People over age 60, smokers, and those with chronic conditions such as diabetes and heart disease are at highest risk for COVID-19 complications and death, but Matthay said there also have been cases of ARDS among healthy people in their 30s, 40s, and 50s.
Most people who get COVID-19 have relatively mild flu- or cold-like symptoms such as fever and cough, Panettieri said. They’re sick no more than two weeks. Some are better within 72 to 96 hours. Shortness of breath may show up two to three days into the disease and it is a warning sign. “Then you’re really concerned about pneumonia,” he said.
Pneumonia, a lung infection, is the big killer in patients with flu and other respiratory infections. It causes the tiny air sacs in lungs to fill with fluid, reducing their ability to supply oxygen to the body. This can be caused by bacteria or viruses. In flu, it is often caused by bacteria that move in after the initial viral infection. In COVID-19, the virus itself usually causes the pneumonia. An intense reaction from the immune system can add to lung inflammation, doctors said.
Nuala Meyer, a pulmonary and critical-care medicine doctor at Penn Medicine, said a strong immune response is necessary to kill the virus. Sometimes, some parts of the immune system are functioning properly while others are not. The fact that the elderly, who tend to have weaker immune systems, are most vulnerable to COVID-19 implies that overreaction of the immune system is not the primary problem, she said.
When pneumonia spreads to both lungs, blood oxygen levels are well below normal, and patients require assisted ventilation — such as high-flow oxygen or a breathing machine — the diagnosis shifts to ARDS. A small percentage of ARDS patients may also need an ECMO, extracorporeal membrane oxygenation, machine, which oxygenates blood outside the body.
Meyer said early reports are showing a high percentage of hospitalized patients with COVID-19 developing ARDS. They often have “profound hypoxia,” or low oxygen levels, in their tissues. Some also have low blood pressure and, later in the course of the disease, heart problems.

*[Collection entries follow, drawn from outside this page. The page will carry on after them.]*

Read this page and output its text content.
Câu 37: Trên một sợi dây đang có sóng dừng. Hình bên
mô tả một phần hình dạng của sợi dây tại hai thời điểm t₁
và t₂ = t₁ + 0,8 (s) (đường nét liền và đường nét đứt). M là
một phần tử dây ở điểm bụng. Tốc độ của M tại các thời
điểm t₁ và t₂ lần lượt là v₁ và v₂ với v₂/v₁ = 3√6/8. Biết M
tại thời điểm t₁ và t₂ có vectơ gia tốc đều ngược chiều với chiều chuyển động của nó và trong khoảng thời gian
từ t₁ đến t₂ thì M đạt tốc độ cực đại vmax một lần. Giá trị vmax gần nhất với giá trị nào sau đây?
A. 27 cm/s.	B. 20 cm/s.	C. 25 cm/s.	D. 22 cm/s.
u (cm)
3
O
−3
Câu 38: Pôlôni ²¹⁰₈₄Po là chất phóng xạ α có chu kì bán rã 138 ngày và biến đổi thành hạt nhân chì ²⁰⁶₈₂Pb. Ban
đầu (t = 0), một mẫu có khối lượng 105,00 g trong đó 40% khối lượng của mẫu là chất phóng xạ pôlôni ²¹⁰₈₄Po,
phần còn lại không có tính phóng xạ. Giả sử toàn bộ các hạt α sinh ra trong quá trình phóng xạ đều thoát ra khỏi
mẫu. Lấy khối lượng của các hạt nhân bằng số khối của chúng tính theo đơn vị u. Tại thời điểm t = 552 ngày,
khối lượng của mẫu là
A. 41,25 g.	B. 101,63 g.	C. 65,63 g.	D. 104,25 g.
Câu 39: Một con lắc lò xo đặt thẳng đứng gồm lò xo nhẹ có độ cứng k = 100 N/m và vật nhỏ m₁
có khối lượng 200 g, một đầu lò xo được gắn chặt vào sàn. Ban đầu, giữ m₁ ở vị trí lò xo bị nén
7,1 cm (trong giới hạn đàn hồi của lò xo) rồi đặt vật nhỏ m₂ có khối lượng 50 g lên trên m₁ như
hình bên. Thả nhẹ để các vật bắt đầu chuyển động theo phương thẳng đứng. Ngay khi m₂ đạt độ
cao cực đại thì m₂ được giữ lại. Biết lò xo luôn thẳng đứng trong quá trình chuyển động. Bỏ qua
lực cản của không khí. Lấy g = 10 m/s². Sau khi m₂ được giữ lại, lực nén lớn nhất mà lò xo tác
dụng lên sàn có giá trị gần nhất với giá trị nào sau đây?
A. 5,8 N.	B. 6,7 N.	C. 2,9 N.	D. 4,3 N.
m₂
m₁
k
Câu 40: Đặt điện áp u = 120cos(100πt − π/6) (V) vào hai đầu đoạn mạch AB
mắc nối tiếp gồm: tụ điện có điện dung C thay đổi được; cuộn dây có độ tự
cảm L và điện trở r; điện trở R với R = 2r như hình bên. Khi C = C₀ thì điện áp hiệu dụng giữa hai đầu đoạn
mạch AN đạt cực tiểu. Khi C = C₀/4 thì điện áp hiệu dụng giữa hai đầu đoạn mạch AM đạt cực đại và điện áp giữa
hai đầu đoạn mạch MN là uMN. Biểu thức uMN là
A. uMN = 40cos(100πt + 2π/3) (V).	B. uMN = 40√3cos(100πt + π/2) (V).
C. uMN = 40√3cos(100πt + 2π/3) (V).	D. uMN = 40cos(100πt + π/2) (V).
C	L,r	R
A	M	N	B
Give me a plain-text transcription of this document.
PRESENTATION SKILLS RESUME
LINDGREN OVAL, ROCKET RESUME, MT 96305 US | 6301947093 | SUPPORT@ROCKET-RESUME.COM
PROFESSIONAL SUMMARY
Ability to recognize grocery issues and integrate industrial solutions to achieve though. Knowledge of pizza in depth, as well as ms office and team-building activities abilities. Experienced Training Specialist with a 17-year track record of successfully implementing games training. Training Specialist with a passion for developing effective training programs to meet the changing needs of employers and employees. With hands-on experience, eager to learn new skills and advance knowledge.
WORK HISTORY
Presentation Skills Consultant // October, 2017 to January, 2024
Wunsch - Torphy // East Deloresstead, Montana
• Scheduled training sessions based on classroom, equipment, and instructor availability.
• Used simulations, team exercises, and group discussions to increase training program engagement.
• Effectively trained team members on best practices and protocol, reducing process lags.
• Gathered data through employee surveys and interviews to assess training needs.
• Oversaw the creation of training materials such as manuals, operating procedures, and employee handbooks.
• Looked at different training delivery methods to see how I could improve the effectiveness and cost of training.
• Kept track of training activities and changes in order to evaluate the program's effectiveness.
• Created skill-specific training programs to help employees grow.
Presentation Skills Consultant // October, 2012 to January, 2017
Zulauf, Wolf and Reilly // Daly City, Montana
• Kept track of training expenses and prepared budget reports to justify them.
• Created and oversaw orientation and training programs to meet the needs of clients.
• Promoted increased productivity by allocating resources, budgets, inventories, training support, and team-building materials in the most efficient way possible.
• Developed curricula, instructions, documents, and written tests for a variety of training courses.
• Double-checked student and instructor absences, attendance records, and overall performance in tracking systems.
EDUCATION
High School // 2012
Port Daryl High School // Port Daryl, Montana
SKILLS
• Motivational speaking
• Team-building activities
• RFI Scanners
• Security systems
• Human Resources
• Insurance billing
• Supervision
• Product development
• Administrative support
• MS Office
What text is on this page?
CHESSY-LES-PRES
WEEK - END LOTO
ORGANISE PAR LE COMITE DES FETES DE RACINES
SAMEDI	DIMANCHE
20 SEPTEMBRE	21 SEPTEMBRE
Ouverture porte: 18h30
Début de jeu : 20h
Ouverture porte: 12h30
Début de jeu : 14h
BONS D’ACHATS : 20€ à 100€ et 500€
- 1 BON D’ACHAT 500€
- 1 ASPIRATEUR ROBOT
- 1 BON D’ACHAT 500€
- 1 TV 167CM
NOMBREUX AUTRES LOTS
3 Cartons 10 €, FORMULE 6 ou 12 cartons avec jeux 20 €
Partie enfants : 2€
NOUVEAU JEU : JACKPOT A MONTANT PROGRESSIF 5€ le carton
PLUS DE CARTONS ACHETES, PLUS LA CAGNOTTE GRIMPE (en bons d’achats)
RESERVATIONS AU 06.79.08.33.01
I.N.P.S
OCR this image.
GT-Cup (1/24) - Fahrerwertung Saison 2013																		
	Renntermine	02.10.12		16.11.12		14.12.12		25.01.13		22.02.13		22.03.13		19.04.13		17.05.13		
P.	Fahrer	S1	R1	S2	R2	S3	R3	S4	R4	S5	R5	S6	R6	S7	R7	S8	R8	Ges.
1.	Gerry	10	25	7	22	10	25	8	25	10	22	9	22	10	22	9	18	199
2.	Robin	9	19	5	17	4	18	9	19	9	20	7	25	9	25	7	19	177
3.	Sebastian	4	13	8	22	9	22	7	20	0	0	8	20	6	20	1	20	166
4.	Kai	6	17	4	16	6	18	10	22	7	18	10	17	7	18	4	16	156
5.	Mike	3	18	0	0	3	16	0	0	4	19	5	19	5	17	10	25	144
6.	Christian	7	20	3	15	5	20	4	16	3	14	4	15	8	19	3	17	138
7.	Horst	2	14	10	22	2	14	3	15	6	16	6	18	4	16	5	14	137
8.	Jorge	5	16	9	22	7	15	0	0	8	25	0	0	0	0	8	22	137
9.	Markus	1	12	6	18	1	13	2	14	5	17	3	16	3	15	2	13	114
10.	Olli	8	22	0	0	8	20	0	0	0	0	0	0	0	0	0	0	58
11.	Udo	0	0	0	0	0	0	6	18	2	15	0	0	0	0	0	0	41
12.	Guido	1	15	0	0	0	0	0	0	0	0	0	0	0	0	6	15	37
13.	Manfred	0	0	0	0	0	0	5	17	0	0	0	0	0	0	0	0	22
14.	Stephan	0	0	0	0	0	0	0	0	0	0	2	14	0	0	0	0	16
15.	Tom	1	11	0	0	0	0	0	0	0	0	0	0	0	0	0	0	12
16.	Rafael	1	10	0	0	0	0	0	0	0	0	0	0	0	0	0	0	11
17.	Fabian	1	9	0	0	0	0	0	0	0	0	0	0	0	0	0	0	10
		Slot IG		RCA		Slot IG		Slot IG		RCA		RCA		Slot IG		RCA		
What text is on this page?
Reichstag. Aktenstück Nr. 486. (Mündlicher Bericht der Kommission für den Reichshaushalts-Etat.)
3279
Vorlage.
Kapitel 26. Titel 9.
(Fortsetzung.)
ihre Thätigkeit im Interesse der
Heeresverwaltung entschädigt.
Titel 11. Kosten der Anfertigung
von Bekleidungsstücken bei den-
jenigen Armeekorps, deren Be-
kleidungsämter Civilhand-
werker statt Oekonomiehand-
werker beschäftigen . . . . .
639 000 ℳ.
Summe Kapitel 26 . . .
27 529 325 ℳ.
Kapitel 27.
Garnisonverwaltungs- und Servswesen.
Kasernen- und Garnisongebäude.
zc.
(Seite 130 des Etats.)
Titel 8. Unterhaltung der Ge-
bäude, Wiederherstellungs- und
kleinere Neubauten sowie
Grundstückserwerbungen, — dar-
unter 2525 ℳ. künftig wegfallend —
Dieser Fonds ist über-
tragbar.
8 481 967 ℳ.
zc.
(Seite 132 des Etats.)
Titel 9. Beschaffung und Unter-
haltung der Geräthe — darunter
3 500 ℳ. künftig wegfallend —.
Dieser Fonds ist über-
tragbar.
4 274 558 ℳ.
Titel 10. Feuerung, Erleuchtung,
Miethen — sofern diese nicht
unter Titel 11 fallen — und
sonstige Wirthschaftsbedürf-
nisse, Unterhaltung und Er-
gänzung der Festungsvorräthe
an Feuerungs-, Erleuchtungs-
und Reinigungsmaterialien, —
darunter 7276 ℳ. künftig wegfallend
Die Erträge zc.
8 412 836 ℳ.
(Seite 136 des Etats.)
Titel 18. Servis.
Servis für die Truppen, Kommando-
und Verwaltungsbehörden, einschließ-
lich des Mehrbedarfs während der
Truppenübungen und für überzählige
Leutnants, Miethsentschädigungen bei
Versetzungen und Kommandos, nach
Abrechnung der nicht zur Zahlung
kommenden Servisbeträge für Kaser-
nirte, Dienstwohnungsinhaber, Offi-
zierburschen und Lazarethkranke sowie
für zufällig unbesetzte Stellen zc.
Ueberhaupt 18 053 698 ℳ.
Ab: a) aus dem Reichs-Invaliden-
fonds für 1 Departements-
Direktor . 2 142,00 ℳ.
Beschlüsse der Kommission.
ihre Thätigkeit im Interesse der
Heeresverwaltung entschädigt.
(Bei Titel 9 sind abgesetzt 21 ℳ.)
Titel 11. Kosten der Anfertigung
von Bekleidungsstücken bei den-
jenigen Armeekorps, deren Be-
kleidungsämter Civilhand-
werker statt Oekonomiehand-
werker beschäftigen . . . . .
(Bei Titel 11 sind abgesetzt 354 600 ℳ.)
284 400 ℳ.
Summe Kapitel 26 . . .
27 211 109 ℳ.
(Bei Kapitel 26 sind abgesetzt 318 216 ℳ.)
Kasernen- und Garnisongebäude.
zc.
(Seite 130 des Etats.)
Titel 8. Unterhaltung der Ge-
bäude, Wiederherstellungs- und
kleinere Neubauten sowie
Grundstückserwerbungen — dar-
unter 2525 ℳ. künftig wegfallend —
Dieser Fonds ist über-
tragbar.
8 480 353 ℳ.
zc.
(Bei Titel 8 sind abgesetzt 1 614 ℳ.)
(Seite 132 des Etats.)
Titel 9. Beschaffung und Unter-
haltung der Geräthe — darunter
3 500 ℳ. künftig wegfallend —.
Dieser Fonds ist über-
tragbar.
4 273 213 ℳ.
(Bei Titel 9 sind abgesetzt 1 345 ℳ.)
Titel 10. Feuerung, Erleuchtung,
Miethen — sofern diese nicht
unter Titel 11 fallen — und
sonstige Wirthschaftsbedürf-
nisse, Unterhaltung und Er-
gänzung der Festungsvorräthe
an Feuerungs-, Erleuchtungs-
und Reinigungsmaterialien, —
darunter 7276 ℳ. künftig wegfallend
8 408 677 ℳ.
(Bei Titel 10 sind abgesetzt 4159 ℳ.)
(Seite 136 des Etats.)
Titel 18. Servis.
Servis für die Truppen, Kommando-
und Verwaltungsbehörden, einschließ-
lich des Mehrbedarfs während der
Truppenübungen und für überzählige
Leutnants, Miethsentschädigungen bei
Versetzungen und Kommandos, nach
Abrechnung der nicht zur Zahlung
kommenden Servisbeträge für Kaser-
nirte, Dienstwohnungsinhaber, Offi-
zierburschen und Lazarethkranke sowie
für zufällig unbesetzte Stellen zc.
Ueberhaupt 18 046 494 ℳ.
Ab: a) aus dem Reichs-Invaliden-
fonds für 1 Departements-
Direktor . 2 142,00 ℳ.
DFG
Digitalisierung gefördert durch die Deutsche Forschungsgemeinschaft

Meyer said that Italy’s experience with COVID-19 shows that demand is likely to be higher for ventilators than ECMO machines. Many patients will need the machines for 10 to 14 days and some will need them longer. Matthay said patients spend an average of 25 days in an intensive-care unit.
Rubin and Matthay said there is an urgent need for better treatments and any medications for ARDS. Matthay said there are some antiviral drugs in the early phase of testing. High-dose Vitamin C is also being tested for ARDS in general.
For now, Rubin said, “we have nothing.”
Patients who survive the devastating syndrome generally have almost normal lung function a year later, Meyer said. But weeks of hospitalization take a toll on muscles. Many say they are not as strong as they were before hospitalization. Even five years later, they function at lower levels physically than peers. Panettieri said younger people and those who were in better shape before they got sick tend to recover more muscle strength.
Rubin, who is now doing well, said about one-third of ARDS patients never go back to work. Another third work reduced hours. Rates of depression, anxiety, and post-traumatic stress disorder are high.